Thai flower-shaped cookie

Kleeb lamduan or lamduan flower shortbread cookie (กลีบลำดวน, , /th/) is a Thai biscuit in the shape of lamduan flowers. It is traditionally made from one part of white sugar, two parts of flour, and lard. Kleeb Lamduan cookies are uniquely made by placing them in a container with a tian op (เทียนอบ) scented candle used for dessert making. When the container is closed the candle is extinguished and the aromatic smoke is trapped inside. Modern recipes are also often adapted from the original by using icing sugar instead of caster sugar, vegetable oil instead of lard and some bakers add a portion of salt.

== History of kleeb lamduan ==
Kleeb lamduan was one of the auspicious authentic Thai desserts served only inside the palace. Nowadays, it is easy to find because descendants of courtiers have baked and sold the dessert for the public. As time passes, kleeb lamduan has been changed from the original recipe in terms of the baking process, the number of petals, color, or even the ingredients.

The original recipe used only flour, sugar, and lard (now vegetable oil can be used instead), similar to the ingredients of a shortbread dough.

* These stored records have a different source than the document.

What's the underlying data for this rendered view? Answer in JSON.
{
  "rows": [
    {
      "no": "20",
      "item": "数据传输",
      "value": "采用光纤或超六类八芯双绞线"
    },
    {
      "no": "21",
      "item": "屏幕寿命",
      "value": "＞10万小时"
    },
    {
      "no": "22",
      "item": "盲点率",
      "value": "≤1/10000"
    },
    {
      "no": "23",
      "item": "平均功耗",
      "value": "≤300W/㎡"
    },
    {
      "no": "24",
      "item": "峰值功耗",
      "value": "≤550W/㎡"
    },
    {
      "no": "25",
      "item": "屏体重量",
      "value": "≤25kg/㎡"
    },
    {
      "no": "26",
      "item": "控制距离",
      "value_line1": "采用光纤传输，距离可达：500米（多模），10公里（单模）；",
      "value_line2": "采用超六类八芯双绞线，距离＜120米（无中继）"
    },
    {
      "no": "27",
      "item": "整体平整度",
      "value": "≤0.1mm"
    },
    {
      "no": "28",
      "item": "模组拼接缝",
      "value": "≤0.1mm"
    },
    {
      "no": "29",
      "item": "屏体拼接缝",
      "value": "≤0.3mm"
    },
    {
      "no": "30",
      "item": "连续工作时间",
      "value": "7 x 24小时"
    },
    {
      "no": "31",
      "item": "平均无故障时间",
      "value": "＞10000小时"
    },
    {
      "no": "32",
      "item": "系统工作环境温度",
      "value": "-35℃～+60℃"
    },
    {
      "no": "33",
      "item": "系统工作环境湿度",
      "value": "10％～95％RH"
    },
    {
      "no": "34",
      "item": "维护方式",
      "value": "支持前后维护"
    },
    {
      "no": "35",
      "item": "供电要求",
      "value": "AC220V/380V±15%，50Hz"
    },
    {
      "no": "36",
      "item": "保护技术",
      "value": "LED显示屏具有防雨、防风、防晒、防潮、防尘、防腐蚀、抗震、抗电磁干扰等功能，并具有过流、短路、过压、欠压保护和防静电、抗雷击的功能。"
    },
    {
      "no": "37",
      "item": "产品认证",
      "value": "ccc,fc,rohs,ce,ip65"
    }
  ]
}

When being made, kleeb lamduan must have six petals in total, three petals on the outside and three petals on the inside. When this process is complete, the next process is to bake it at the proper temperature and flip them regularly to create perfect cooking. Kleeb lamduan should be evenly cooked and contains crunchy texture. The final process, before served, kleeb lamduan must be smoked with a scented candle.